Phillips wasted no time is spelling it out: the WRU don't have oodles of money to throw at the Dragons, it has to be a sustainable business, it needs the people of Gwent to actually pay to head through the turnstiles and buy in to what is happening.

They need those who claim to have been disenfranchised by the old Newport Gwent Dragons set-up to outnumber those who say they will be disenfranchised by the new Dragons set-up.

The majority of the 2,000-or-so season ticket holders come from the city and it will be interesting to see how sales go now that the Rodney Parade future is secured for 2017/18. Plenty of freebies have been dished out in recent seasons but it's punters that are needed.

Hopefully there will be more wins next season but there has to be realism; potential supporters will not be watching a push for the play-offs. This will be a slow process.

The WRU will have done their sums and will recoup some of their initial outlay by redeveloping the northern end of the site. Once that's gone then financial losses won't be acceptable to the clubs to the west and north who the governing body are accountable to.

So the Dragons aren't out of the woods yet and it's down to those in Gwent that urged Newport RFC to vote yes for the greater good to actually do their part.

There is potential here and with a bit of luck the next few years can lay the foundations for brighter times but it's going to be a pretty fraught couple of seasons due to the landscape of the whole of Welsh rugby.

There have been no long-term guarantees from the WRU other than expressing their desire to give it a crack in the east with Phillips stating that to watch things "slowly disappear would not have been acceptable to us".

The governing body talk of the Dragons' potential – and it's encouraging that Phillips describes long-term aims – but they need to see something tangible in the next year or so.

And this isn't only a call to arms for the potential fans of professional rugby, the Black and Ambers need those who were stirred by the takeover deal to help out their club.

It's going to be a testing few years for Newport and they have to develop new revenue streams and in many ways compete with the Dragons for sponsorship in the city.

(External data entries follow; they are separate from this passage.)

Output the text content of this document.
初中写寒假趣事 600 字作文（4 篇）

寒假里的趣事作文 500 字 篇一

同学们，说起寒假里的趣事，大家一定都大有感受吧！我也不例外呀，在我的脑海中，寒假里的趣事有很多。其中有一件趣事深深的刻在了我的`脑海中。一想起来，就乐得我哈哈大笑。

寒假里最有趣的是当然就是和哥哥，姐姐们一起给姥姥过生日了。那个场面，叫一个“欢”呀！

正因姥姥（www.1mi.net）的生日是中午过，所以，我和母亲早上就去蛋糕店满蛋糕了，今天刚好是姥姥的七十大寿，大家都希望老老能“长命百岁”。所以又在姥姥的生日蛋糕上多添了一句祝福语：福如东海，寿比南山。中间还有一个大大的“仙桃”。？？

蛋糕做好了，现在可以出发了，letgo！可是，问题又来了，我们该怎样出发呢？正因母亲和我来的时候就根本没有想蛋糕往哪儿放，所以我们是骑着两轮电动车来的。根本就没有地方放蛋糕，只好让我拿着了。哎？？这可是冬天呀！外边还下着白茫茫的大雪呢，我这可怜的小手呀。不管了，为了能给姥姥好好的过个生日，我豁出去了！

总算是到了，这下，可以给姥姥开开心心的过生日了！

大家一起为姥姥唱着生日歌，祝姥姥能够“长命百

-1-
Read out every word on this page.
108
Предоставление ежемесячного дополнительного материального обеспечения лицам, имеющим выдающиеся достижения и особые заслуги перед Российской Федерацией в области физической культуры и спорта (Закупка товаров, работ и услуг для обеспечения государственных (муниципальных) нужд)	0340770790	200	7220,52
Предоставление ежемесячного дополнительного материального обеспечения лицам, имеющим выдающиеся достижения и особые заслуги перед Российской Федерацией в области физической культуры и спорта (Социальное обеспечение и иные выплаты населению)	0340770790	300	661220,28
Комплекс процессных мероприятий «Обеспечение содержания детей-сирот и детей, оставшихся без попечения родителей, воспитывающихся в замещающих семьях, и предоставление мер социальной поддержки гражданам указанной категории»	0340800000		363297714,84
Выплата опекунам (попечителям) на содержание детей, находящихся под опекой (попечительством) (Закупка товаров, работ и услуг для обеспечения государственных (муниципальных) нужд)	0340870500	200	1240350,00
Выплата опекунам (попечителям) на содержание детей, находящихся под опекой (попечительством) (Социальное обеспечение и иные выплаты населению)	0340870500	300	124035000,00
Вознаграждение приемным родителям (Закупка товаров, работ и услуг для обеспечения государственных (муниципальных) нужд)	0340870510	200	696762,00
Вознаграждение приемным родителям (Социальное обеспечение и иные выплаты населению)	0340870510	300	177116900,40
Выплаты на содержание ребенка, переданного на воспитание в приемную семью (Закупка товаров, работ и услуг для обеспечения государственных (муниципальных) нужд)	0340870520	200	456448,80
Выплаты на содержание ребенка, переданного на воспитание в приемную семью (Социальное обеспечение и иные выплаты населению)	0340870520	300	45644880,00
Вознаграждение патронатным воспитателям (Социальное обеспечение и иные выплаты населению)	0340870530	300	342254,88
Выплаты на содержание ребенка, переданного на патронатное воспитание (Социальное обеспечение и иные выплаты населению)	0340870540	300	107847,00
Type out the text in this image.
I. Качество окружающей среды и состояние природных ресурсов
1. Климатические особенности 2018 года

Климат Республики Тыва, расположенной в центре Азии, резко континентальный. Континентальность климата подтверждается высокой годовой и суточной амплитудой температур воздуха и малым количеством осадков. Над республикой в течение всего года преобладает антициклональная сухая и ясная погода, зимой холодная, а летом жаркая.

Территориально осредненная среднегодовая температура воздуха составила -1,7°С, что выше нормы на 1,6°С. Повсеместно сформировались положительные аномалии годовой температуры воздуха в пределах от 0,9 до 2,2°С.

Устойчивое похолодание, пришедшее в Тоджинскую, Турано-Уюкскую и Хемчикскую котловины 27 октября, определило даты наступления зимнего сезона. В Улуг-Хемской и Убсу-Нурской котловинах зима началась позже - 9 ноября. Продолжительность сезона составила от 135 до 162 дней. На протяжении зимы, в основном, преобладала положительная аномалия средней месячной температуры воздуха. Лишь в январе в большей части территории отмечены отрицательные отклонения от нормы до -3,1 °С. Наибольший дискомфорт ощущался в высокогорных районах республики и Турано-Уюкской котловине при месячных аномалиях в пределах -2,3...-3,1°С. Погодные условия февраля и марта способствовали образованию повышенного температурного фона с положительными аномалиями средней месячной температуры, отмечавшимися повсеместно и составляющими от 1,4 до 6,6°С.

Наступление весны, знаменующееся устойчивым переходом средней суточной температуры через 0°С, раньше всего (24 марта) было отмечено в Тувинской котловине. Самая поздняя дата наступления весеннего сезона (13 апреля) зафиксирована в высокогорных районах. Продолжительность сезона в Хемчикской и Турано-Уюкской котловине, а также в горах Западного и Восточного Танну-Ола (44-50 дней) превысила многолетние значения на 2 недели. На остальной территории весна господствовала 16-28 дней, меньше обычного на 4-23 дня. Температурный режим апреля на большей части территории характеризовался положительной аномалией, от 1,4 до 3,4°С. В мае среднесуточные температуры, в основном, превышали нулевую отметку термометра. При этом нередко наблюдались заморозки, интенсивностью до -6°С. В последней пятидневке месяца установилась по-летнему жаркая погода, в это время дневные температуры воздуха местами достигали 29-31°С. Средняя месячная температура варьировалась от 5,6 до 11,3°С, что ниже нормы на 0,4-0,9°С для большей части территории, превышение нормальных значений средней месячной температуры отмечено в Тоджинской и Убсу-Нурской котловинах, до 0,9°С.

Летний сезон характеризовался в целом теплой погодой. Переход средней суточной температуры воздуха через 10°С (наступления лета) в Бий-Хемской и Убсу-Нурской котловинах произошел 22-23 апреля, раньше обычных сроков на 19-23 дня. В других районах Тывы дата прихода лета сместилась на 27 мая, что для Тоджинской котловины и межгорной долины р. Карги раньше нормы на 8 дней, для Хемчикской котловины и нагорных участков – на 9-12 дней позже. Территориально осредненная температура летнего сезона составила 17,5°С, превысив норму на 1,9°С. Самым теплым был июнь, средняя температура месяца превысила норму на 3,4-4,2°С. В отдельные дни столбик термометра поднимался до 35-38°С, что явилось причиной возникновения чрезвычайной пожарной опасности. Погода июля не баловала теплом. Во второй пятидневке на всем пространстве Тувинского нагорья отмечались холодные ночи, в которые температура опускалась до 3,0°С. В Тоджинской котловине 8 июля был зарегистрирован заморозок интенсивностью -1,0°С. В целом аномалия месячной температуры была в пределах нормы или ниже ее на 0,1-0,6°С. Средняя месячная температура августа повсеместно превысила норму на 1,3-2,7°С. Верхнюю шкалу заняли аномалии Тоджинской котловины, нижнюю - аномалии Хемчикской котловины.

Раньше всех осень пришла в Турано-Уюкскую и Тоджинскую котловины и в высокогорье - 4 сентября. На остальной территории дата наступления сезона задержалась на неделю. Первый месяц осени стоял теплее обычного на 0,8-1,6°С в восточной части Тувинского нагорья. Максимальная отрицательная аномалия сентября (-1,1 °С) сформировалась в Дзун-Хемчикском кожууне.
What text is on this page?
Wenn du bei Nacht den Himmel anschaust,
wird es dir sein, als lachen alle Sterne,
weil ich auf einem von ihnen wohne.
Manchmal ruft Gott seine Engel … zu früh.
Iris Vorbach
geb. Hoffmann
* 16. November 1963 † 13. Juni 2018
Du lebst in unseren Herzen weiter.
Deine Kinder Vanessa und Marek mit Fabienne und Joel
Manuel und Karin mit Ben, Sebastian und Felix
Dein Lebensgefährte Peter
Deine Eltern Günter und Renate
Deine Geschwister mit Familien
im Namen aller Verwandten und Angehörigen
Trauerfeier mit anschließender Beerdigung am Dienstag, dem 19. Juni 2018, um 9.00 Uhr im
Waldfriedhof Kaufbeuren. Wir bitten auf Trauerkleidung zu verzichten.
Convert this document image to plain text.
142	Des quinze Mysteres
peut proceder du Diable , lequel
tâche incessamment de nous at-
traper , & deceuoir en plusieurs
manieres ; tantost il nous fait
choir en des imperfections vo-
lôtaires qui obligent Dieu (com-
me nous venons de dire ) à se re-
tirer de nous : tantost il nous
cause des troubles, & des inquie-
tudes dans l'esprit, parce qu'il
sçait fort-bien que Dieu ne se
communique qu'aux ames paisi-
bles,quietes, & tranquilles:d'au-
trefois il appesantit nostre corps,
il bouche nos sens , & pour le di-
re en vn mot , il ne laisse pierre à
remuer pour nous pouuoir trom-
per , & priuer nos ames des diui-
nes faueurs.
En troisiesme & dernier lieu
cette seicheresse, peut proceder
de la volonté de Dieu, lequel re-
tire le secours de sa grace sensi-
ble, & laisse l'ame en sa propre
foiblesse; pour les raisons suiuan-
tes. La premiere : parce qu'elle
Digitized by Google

The £600,000 cash sum they have received as part of the deal won't last long.

The Friends of Newport Rugby have done sterling work in recent years and tried manfully to protect the interests of their club over the past few months and get the best bad deal possible.

The deed is done now and, after a short period of reflection, it will need everyone at both entities to graft hard to ensure we aren't in another fraught doomsday scenario when we enter the next decade.